In the given problem, the formula for the salary checkpoints is:
\[ y_1 = 283(1.2)^4 \] \[ y_2 = 283(1.2)^{10} \]These represent the salaries in 1988 and 1994, respectively. To calculate the ratio of the salary in 1988 to the salary in 1994, you divide one by the other:
\[ \frac{y_1}{y_2} = \frac{283(1.2)^4}{283(1.2)^{10}} \]
The 283 terms cancel each other out, which simplifies the problem greatly, leaving:
\[ \frac{(1.2)^4}{(1.2)^{10}} \]
This simplifies further to \((1.2)^{-6}\), which is \( \frac{1}{(1.2)^6} \). This calculation shows how much less the average salary was in 1988 compared to 1994 in exponential terms.

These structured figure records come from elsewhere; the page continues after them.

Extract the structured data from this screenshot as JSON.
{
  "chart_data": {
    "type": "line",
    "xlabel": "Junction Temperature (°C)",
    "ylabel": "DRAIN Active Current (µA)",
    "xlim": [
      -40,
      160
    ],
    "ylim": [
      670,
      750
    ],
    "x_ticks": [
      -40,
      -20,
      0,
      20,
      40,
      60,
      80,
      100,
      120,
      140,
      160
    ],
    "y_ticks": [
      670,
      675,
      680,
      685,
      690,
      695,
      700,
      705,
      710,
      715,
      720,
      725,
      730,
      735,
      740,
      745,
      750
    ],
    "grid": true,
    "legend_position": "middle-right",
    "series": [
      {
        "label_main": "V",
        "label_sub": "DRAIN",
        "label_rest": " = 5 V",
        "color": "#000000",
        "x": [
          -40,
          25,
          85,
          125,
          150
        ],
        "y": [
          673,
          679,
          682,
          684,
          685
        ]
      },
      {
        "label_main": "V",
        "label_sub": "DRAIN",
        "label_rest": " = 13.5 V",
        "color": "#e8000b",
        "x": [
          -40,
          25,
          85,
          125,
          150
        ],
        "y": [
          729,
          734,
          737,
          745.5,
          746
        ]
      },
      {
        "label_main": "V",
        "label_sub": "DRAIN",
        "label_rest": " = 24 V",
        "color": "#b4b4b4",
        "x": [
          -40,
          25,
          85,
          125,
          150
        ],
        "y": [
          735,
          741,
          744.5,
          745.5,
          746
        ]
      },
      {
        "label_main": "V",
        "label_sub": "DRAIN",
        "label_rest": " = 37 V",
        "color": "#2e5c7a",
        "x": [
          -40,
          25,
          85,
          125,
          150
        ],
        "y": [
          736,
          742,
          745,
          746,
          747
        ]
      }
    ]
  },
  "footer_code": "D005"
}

Exponential functions are prevalent in scenarios involving growth or decay, such as population growth, radioactive decay, and financial investments - like salary growth. An exponential function has the general form:
\[ y = a \, b^{x} \]
Where \( a \) is the starting amount, \( b \) is the growth (or decay) factor, and \( x \) is the exponent representing time or another variable.In this case, the exponential function \( y = 283(1.2)^t \) describes salary growth over time. Here's a breakdown of the parts:

• \( 283 \): Initial salary in the base year (1984).
• \( 1.2 \): Growth factor. Since it's greater than 1, it indicates a percentage increase.
• \( t \): Time in years since 1984.

What makes exponential functions unique is the rate of increase. As \( t \) increases, the salary grows at an ever-accelerating rate, making this function a powerful tool for modeling real-world financial data where growth is based on percentage increases over time.